Chandigarh 01st July:- The monsoon months of June, July and August spell doom for commuters who use taxi-hailing apps to reach their destinations. The sky high cab fares on rainy days or on days when there is unending traffic, burns a deep hole in a consumer’s pocket. Their travel budget for whole month takes a hit, leaving them frustrated, dejected and burdened than usual.
Vistar Gupta, who uses one such app to get to work said that he usually pay INR 300 to commute from Zirakhpur to his office in Mohali. During the rainy season, he has even paid INR 600 which is very frustrating and has messed up his entire monthly budget. The only other alternative is public transport buses which have a set route and take forever to reach your destination.

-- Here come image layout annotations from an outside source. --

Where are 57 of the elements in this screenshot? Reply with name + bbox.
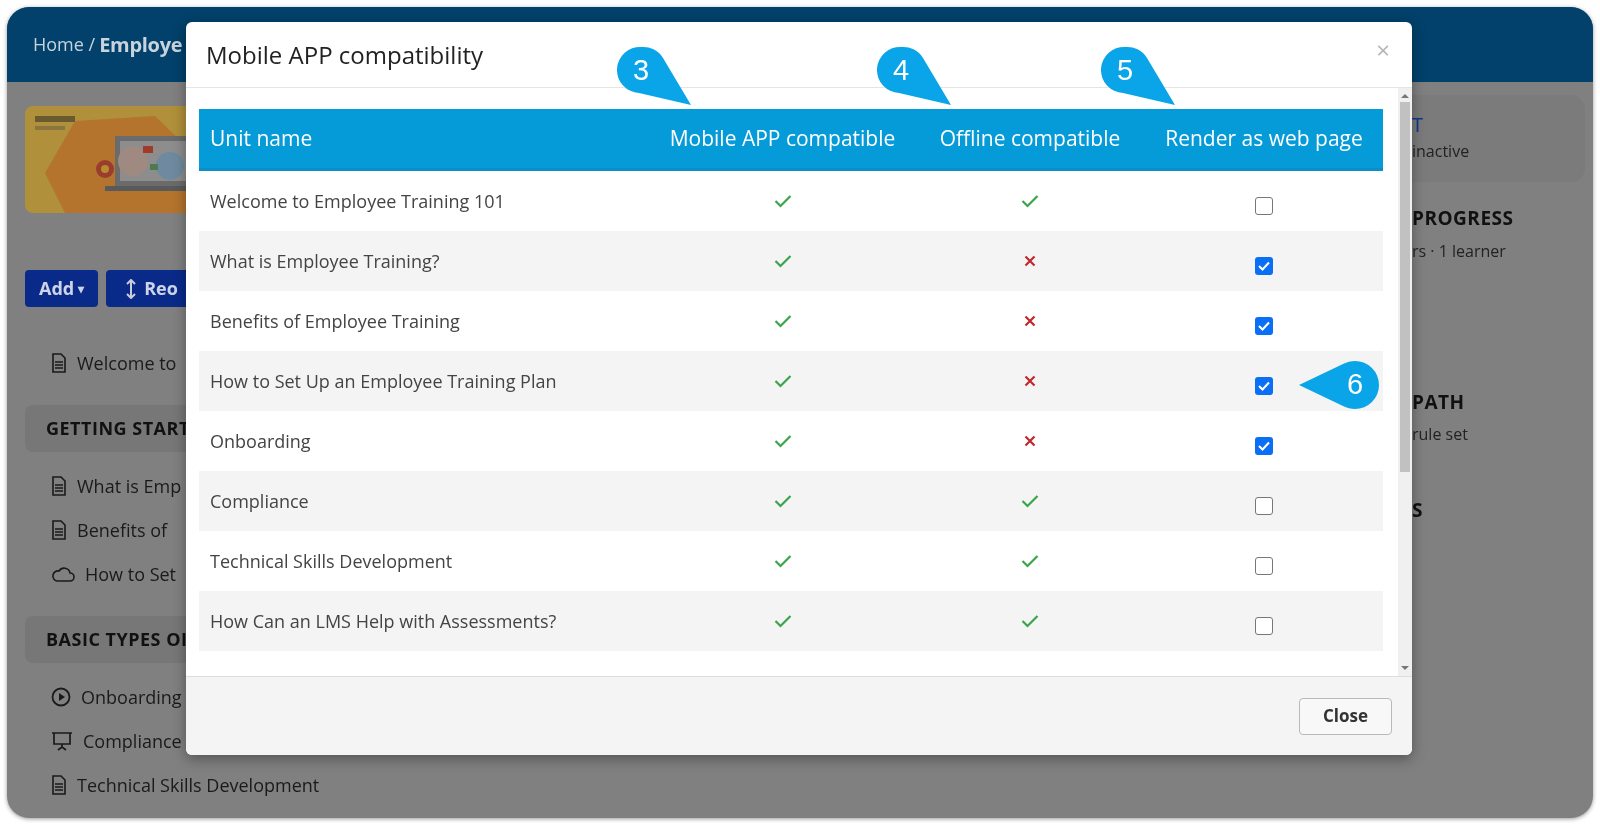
scrollbar[interactable] (1398, 88, 1412, 676)
unit-name: Compliance (210, 487, 309, 515)
section-text: rule set (1412, 422, 1469, 446)
presentation-icon (51, 731, 73, 751)
checkbox[interactable] (1255, 557, 1273, 575)
play-icon (51, 687, 71, 707)
status-text: inactive (1412, 138, 1471, 163)
unit-link[interactable]: Technical Skills Development (77, 771, 320, 799)
unit-link[interactable]: Onboarding (81, 683, 182, 711)
vertical-arrows-icon (126, 278, 137, 299)
unit-link[interactable]: Benefits of (77, 516, 168, 544)
callout-number: 5 (1115, 54, 1135, 86)
unit-name: Onboarding (210, 427, 311, 455)
breadcrumb-current: Employe (99, 29, 183, 60)
callout-number: 3 (631, 54, 651, 86)
unit-name: What is Employee Training? (210, 247, 440, 275)
checkbox[interactable] (1255, 317, 1273, 335)
checkbox[interactable] (1255, 497, 1273, 515)
unit-name: Welcome to Employee Training 101 (210, 187, 505, 215)
unit-name: How to Set Up an Employee Training Plan (210, 367, 557, 395)
section-title: PROGRESS (1412, 204, 1515, 233)
section-header[interactable]: BASIC TYPES OI (25, 616, 186, 663)
checkbox[interactable] (1255, 257, 1273, 275)
section-text: rs · 1 learner (1412, 238, 1507, 263)
document-icon (51, 353, 67, 373)
document-icon (51, 476, 67, 496)
breadcrumb-link[interactable]: Home / (33, 31, 96, 58)
column-header: Offline compatible (939, 122, 1121, 154)
section-header[interactable]: GETTING START (25, 405, 186, 452)
checkbox[interactable] (1255, 197, 1273, 215)
document-icon (51, 775, 67, 795)
scrollbar-thumb[interactable] (1400, 102, 1410, 472)
section-title: PATH (1412, 387, 1466, 416)
reorder-button[interactable]: Reo (106, 270, 186, 307)
section-title: BASIC TYPES OI (46, 626, 188, 653)
unit-name: How Can an LMS Help with Assessments? (210, 607, 557, 635)
add-button[interactable]: Add ▾ (25, 270, 99, 307)
column-header: Unit name (210, 122, 313, 154)
column-header: Render as web page (1165, 122, 1363, 154)
checkbox[interactable] (1255, 437, 1273, 455)
card-title[interactable]: T (1412, 114, 1585, 135)
unit-link[interactable]: How to Set (85, 560, 177, 588)
close-button[interactable]: Close (1299, 697, 1392, 735)
cloud-icon (51, 566, 75, 582)
unit-link[interactable]: Compliance (83, 727, 182, 755)
callout-number: 6 (1345, 368, 1365, 400)
unit-link[interactable]: What is Emp (77, 472, 182, 500)
checkbox[interactable] (1255, 617, 1273, 635)
modal-title: Mobile APP compatibility (206, 36, 484, 73)
unit-link[interactable]: Welcome to (77, 349, 177, 377)
callout-number: 4 (891, 54, 911, 86)
column-header: Mobile APP compatible (669, 122, 896, 154)
section-title: S (1412, 497, 1423, 523)
checkbox[interactable] (1255, 377, 1273, 395)
unit-name: Benefits of Employee Training (210, 307, 460, 335)
document-icon (51, 520, 67, 540)
unit-name: Technical Skills Development (210, 547, 453, 575)
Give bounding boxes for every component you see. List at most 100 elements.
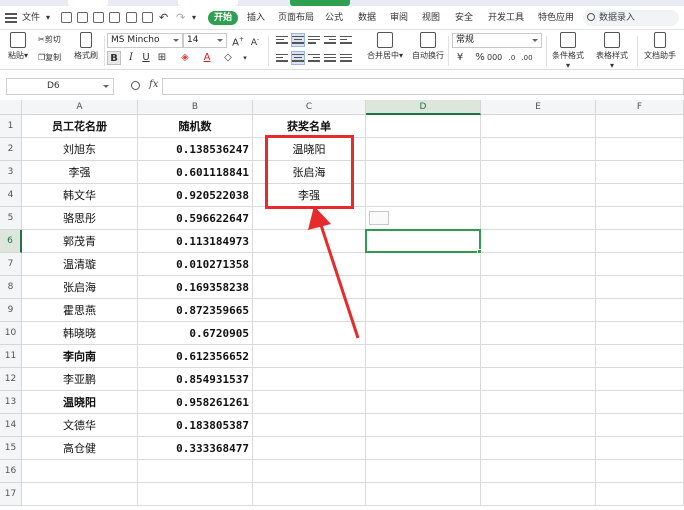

Ride-hailing in Chandigarh has become difficult for commuters. It lacks transparency and freedom to choose at various levels. International markets have witnessed a revolution with apps like inDriver wherein consumer has the power of choice on fare, driver rating, estimated time of arrival, vehicle model etc so that he/she not only feels safe but also feels empowered. An app like this can be a solution for cab facilities in the tricity, providing a service that aids drivers and commuters to operate in a perfect analogy.
On a wintery day during the New Year holidays of 2012, the temperature in Yakutsk, Siberia, an eastern region of Russia, dropped below -45C and the local taxi drivers doubled the cost of their rides. In order to overcome this issue, the residents of Yakutsk created a group by the name of “Independent Drivers” on social media. Group members would list the price they were willing to pay, and drivers accepted their orders. In just six months, more than 60,000 people had joined the group. Not long after, the mobile app inDriver was created to replace the group, allowing passengers to independently set the most optimal terms for their rides.
Besides wreaking havoc on pocket of the common man, the currently operating apps charge high percentage of commission from their drivers which is said to be around 15-20%. The entire setup is such that neither the consumer nor the drivers are benefitted but just the companies.
We require an alternate which resolves this concern for both the commuters as well the cabbies. The commuters in tri-city not only need better public transport but taxi services which are more organized and consumer-friendly.